3.     A pastoral musician looks for the voice of the congregation

a.     We cannot impose a voice on the congregation that is not theirs; our ministry contains an incarnational principle:

                                               i.     “Each and every one of us who is a lay minister leads not over and against the community of the people, not over and above the people, but sent from them as one of them.  Our giftedness bears fruit only through the people, only by an incarnational dynamic.”[7]  Discuss.  What does this mean?

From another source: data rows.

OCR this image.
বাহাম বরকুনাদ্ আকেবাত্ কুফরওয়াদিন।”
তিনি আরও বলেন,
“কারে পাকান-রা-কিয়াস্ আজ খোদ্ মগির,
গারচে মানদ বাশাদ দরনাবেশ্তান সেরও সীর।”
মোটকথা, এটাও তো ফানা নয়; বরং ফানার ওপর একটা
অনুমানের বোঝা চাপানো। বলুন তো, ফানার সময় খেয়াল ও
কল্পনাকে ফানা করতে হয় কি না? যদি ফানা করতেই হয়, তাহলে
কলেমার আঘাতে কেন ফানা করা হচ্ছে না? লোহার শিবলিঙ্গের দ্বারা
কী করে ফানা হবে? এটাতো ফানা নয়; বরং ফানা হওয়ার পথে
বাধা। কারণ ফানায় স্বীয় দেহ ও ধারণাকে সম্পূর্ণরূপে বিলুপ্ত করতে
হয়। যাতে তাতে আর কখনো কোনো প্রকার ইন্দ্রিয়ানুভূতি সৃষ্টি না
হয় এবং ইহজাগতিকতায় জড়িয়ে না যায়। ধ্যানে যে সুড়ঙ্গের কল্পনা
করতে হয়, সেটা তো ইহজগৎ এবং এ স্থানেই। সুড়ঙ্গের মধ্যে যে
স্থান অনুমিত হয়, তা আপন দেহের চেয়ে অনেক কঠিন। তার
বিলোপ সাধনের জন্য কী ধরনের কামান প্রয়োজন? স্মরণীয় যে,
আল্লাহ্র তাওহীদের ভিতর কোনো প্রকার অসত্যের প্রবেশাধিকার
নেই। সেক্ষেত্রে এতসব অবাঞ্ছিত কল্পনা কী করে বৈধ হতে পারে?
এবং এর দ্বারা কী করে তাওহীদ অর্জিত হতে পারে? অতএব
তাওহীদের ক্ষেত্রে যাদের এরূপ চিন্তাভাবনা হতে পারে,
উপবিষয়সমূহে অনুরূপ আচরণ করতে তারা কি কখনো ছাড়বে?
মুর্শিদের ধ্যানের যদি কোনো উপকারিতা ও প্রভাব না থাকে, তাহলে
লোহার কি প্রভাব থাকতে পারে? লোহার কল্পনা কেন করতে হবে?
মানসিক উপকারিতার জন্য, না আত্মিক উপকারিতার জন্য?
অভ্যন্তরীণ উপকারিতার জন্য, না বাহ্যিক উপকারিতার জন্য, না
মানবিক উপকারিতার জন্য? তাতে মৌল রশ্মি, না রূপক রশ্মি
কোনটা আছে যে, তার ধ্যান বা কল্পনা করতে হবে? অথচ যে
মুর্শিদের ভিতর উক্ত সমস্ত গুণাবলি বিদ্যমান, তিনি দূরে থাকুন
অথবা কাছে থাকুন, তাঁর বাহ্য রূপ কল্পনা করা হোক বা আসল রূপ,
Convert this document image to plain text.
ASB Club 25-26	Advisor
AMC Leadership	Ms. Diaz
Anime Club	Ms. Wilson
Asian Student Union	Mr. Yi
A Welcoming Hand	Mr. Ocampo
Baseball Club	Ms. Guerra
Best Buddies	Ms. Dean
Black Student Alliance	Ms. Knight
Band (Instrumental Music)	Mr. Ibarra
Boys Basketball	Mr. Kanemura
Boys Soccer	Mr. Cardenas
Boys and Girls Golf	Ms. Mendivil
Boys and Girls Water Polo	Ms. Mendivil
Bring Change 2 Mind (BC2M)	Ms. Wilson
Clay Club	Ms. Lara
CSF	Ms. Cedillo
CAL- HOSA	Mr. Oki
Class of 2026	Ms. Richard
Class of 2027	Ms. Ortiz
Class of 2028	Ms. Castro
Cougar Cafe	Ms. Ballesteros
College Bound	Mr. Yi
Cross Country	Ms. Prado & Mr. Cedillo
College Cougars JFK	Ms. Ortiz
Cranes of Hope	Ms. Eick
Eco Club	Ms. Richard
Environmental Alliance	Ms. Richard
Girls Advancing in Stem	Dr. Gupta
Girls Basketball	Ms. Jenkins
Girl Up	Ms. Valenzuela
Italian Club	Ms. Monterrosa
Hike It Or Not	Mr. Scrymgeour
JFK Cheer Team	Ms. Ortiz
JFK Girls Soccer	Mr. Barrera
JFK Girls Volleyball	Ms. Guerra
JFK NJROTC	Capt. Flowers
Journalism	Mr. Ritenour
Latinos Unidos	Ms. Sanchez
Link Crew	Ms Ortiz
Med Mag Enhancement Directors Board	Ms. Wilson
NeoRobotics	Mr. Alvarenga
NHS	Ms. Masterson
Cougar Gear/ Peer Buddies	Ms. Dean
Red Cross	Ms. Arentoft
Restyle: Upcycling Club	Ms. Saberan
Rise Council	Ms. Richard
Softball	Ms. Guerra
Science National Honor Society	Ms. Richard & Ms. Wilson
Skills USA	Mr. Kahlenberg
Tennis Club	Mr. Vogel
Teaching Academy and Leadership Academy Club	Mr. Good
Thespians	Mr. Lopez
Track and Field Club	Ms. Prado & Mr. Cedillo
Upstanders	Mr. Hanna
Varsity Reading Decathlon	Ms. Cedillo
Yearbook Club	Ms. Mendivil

                                              ii.     “The ideal music in any local church is not the concert or recorded music of Amy Grant, the Robert Shaw Chorale, the Beatles, the St. Olaf Choir . . . We should learn from any and all sounds, but the ideal music in a local church is the sound the people themselves make around Word and Sacrament.  It is what the cantor leads and why the cantor is so important.  To substitute external, extrinsic sounds for the sound of the people themselves is to contravene the very nature of the Christian worshiping community.  It is the same as, maybe even worse than, piping in a sermon.”[8]

4.  In all these things, the pastoral musician is primarily a servant pouring himself or herself out as Christ in the service of the local church.

 

Conclusion: So, a pastoral musician is much more than a musician that works/volunteers in church.  A pastoral musician is someone:

·      called to enable and support the sung prayer of the congregation

·      by bringing theology and spirituality to the tasks of music

·      who cares deeply for the spiritual well-being of the musicians and congregation

·      elicits the ‘local’ voice of the congregation. 


        [1] The Book of Common Prayer (New York: Oxford University Press, 1990), 819.  The use of this prayer is important for this lesson series as it informs the choir of a sort of practical theology of arts in worship.

        [2] Virgil C. Funk, Pastoral Music in Practice 5: The Pastoral Musician (Washington D.C.: The Pastoral Press, 1990), v.

        [3] See Connie Cherry, “The Pastoral Musician,” lecture notes, The Robert E. Webber Institute for Worship Studies, delivered 16 June 2008.

        [4] Funk, v.

        [5] Constitution on the Sacred Liturgy, The Second Vatican Council, 1963, http://www.cin.org/v2litur.html, last accessed 9 September 2008.

       [6] Cherry.

        [7] Virginia Sullivan Finn, “Lay Ministry and Lay Musicians,” in Pastoral Music in Practice 5: The Pastoral Musician, ed. Virgil C. Funk (Washington D.C.: The Pastoral Press, 1990), 25.

        [8] Paul Westermeyer, The Church Musician, revised ed. (Minneapolis: Augsburg Fortress Press, 1997), 127.